To hold the bone fragments in place, either screws alone, or plates and screws can be used. Screws alone are usually used when one piece of bone has broken off, and can be easily repositioned. If the tibial plateau fracture requires additional support, a plate will be placed along the bone to help support the fragments while healing takes place.
This page is a great resource on the tibial plateau fracture.
Peroneal Nerve Palsy
As defined here.
Popliteal Artery Injury
This is the most important collateral injury to be assessed when diagnosing a knee dislocation.
Incidence of vascular injuries is more common w/ posterior than anterior dislocations because of higher force needed to produce this injury and is more likely to result in direct injury & even rupture of popliteal artery (isolated transection). Anterior (front) dislocations cause stretching of the popliteal artery and may lead to intimal disruption & thrombosis (damage is over a longer segment of the artery), fractures of the distal femur or tibial plateau may also cause contusion of popliteal artery with intimal disruption and thrombosis. A pulse deficit is seen in up to 84% of limbs, whereas indications of ischemia are present in only 60%; however, distal pulses, even when obtained by Doppler, do not rule out arterial injury.
Indications for arteriogram are unclear, since cases w/ clinical evidence of vascular injury should proceed immediately to the OR (where an intra-operative arteriogram can be obtained); in most cases, popliteal artery injury is at the level of the knee joint, and an arteriogram in the face of obvious injury is not required and causes unnecessary delay for arterial reconstruction.
Surgical approach is through a postero-medial incision, which begins at the adductor tubercle and ends distally 10 cm below the joint line; the saphenous vein and nerve are protected. The pes anserinus tendons are transected as are the semimembranosus tendons, 2 cm above their insertions; these can be tagged for lateral closure.

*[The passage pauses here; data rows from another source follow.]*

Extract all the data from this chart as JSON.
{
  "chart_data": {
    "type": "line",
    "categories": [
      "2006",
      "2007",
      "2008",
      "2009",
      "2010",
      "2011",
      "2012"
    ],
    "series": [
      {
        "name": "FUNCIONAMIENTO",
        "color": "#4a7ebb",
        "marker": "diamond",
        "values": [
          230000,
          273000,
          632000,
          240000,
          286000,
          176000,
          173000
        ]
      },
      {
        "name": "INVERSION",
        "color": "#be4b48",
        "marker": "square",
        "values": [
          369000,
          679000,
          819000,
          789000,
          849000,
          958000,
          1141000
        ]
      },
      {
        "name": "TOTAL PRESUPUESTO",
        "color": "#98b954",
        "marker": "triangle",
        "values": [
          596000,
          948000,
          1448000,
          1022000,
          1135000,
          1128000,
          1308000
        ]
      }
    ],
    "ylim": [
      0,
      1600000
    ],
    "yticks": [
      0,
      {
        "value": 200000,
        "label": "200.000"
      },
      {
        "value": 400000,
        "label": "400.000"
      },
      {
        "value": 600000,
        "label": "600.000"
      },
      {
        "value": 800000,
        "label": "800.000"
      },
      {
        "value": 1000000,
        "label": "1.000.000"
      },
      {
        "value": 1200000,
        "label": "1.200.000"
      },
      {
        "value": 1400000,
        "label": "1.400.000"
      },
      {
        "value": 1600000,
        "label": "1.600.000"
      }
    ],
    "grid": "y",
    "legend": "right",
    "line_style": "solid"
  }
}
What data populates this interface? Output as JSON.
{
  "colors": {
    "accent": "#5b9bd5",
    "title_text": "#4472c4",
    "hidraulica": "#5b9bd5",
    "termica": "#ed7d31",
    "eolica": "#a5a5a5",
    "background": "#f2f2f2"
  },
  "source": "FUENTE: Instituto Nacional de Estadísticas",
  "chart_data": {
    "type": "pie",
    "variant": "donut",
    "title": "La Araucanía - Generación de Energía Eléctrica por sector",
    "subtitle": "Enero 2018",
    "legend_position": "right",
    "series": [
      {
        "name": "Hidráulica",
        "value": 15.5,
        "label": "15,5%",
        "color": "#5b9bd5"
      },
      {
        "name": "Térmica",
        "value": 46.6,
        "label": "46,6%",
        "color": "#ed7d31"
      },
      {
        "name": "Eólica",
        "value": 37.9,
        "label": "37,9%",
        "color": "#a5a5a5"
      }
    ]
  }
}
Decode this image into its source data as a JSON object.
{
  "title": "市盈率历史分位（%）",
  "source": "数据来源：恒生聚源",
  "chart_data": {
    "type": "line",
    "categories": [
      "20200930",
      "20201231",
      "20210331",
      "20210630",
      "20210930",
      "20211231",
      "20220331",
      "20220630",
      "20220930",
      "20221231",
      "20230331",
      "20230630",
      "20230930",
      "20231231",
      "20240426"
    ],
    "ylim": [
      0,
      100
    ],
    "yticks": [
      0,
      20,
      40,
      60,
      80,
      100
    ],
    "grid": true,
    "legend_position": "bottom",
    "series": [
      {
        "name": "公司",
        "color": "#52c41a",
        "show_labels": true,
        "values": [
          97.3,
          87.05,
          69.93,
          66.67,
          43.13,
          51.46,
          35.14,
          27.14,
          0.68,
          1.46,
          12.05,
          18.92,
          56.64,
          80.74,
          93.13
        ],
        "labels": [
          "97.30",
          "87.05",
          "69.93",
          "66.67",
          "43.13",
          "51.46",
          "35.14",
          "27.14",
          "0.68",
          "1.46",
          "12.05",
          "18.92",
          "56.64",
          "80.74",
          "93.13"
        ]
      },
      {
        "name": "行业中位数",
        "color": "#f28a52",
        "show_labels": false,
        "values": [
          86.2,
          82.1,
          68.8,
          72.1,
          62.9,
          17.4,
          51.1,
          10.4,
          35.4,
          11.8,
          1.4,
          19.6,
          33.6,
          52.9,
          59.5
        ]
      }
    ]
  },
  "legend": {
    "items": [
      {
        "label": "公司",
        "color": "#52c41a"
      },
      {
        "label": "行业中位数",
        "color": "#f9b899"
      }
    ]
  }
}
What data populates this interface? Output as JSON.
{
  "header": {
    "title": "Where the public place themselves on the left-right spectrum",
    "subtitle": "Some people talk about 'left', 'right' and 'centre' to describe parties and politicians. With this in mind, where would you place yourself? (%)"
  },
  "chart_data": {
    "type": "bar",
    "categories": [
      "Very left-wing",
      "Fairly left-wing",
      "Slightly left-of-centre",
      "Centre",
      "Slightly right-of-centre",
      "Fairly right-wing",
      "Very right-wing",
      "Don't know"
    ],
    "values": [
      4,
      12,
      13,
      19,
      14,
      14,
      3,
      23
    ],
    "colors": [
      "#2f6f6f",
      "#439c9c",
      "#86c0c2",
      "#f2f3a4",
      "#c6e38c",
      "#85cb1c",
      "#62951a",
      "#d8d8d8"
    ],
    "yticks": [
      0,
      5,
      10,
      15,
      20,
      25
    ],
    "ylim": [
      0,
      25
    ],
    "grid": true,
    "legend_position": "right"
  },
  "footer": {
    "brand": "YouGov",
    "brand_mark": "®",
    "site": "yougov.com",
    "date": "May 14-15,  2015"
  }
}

The gastroc is then transected at its tendinous origin, it is necessary to have exposure of the popliteal artery from the adductor hiatus to the trifurcation. Direct exposure of the artery may be difficult due to an associated fracture and hematoma, in this case, first expose uninvolved areas of the arterial system where proximal and distal control of popliteal artery are obtained.
The vessel is then debrided; and grafting w/ contra-lateral saphenous vein is procedure of choice except in select cases in which an end-to-end anastomosis can be accomplished without undue tension.
Prosthetic grafts should be reserved for use in those pts in whom saphenous vein grafting is not possible. Note that in general prosthetic grafts have a poor tract record when used below the knee. Completion arteriography outlines any technical defects. A fasciotomy may be performed to reduce the incidence of a compartment syndrome at this point if needed.